Remember, your psychologist is there to support you and guide you through the sessions in a safe and confidential environment. Your role is to be as honest and open as you can to reap the most benefits out of the therapy as a whole. Bear in mind that if you are uncomfortable answering a question at any point, just say so. They will not take offense and will know that that is a sensitive area that may be better explored at a later stage.

Your therapist will typically spend the last few minutes of the session summarising their understanding of your main concerns in the context of your personal history. This is a great way to make sure you are both on the same page. They may also ask you if you have any particular goals for your therapy. If time allows, your therapist will work with you to develop a collaborative and flexible plan of action for future therapy sessions.

I’m nervous about opening up to a stranger. What if I dislike my psychologist?

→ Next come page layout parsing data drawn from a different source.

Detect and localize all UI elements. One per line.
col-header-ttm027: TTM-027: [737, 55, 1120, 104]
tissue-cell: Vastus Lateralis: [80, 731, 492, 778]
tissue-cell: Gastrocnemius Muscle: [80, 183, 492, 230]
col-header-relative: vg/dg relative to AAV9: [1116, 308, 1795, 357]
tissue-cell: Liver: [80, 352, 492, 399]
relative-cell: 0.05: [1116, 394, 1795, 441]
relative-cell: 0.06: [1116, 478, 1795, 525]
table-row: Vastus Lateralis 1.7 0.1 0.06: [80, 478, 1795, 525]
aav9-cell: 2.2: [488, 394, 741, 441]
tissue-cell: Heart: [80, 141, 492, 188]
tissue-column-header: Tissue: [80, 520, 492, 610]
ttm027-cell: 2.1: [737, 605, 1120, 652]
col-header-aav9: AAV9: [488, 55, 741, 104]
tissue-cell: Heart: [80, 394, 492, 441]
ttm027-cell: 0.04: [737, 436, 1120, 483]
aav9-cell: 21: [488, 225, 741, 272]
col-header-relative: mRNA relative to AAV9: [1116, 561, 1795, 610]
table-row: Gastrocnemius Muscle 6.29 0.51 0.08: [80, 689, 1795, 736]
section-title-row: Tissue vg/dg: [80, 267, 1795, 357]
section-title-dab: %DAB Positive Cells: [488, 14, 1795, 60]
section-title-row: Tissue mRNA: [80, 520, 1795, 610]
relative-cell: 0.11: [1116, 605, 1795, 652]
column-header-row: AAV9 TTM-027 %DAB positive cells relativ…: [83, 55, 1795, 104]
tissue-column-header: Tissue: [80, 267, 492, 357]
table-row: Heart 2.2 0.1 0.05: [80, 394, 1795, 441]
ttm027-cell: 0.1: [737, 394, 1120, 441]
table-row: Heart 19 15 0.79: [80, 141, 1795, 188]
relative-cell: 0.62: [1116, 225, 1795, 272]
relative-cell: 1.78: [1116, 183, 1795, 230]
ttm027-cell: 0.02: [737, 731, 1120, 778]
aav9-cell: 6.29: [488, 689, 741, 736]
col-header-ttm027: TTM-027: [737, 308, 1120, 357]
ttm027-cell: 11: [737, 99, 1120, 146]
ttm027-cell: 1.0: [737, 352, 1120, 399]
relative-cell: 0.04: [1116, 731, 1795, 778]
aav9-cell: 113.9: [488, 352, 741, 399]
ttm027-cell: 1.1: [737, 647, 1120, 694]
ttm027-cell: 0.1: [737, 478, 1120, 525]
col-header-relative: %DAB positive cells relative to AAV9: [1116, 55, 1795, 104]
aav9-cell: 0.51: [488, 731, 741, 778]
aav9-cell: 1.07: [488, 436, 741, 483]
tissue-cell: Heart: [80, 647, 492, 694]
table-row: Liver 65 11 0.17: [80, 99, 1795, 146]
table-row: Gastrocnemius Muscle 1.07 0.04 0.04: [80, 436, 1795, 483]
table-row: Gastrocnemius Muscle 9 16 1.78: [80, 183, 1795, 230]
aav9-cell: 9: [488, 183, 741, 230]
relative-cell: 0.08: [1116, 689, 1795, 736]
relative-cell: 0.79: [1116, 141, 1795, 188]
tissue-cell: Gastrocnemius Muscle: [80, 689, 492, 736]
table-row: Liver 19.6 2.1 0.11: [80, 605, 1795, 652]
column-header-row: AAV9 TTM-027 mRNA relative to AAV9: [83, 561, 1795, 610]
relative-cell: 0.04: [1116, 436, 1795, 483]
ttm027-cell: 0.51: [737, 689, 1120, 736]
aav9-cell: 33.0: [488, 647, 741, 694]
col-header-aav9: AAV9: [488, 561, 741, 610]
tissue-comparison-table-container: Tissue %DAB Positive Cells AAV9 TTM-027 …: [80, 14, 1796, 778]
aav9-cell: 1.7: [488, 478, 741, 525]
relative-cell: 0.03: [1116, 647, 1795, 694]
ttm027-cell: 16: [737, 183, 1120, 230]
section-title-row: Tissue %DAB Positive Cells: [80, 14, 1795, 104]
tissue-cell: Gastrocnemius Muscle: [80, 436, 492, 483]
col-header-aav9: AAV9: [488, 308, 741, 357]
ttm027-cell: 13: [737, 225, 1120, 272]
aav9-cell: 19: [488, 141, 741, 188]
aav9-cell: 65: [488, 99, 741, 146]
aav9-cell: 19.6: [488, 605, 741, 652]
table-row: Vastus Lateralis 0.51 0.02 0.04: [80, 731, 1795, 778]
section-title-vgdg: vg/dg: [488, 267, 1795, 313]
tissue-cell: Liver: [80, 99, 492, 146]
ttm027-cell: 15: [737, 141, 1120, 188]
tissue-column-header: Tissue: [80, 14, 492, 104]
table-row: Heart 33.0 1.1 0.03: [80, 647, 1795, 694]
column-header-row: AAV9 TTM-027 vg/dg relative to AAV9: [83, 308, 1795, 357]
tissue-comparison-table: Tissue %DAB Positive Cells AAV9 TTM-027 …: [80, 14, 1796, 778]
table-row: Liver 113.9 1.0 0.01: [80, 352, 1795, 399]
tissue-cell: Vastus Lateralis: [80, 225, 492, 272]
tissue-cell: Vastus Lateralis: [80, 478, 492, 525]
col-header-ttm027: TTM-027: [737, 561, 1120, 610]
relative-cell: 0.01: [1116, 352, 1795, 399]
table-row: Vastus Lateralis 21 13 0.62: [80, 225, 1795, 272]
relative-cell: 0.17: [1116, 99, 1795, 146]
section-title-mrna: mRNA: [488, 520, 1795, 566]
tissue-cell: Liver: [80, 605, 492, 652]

It’s perfectly normal to feel nervous or unsure about opening up to your psychologist, especially during your first session. Your therapist knows this, and a good therapist will help you feel relaxed by being warm and compassionate. If you are particularly nervous or concerned about opening up to your psychologist, it is important that you let them know from the outset. They may take some time to discuss confidentiality with you and will try to make you comfortable.

It may take a session or two before for you start feeling comfortable with the idea of opening up to your psychologist. Every person has different boundaries and your feeling of apprehension is completely normal. Having said that, it’s understandable that you feel more comfortable with someone else. If you have gone to a couple of sessions and still feel like your psychologist is not the right one for you, you may want to consider seeing a different practitioner. If you have a Mental Health Care Plan (MHCP), ask your doctor to help you find a different psychologist.

Do I need a referral to see a psychologist?

No, you do not need a referral to see a psychologist. You may contact your preferred therapist at any time to make an appointment with any of the Sydney psychology professionals listed on the Avaana site.

You only need a referral if you are under a Mental Health Care Plan (MHCP) and wish to access Medicare rebates for your appointments.

How long is a psychology session?

The length of your consultation will depend on the preferences of your psychologist. Most sessions are, however, 45 to 75 minutes in length.

For more information on appointment lengths, consult the Sydney listings on this page.

Are there psychologists for couples?

Couples therapy is something that some psychologists specialise in. During these sessions a psychologist will help two people involved in a romantic relationship gain insight into their relationship, resolve conflict, and improve their overall relationship satisfaction. This is achieved through a variety of therapeutic interventions.

In many cases the best treatment outcome is achieved when both parties are present in the same sessions. If you are looking for couples therapy, be sure to specifically book into a couple’s session using the listings above.

Do psychologists provide treatment for postnatal depression?

Yes, psychologists can help Australian women suffering from symptoms associated with postnatal depression, such as hypersensitivity, insomnia and anxiety about their newborn’s health. If you think you may have postnatal depression, or if your partner or family members are concerned that you do, it is important to consult your general health care practitioner, midwife, and psychology provider as soon as possible to help you receive the best care.

 Are there psychologists for children and young adults?

Many behavioural problems or mental health difficulties can keep children and adolescents from leading happy, successful lives. Some psychologists primarily focus on child and adolescent therapy. Avaana lists the different therapy session types and specialties offered by Sydney psychology providers to help you easily select the right psychologist for you or your child.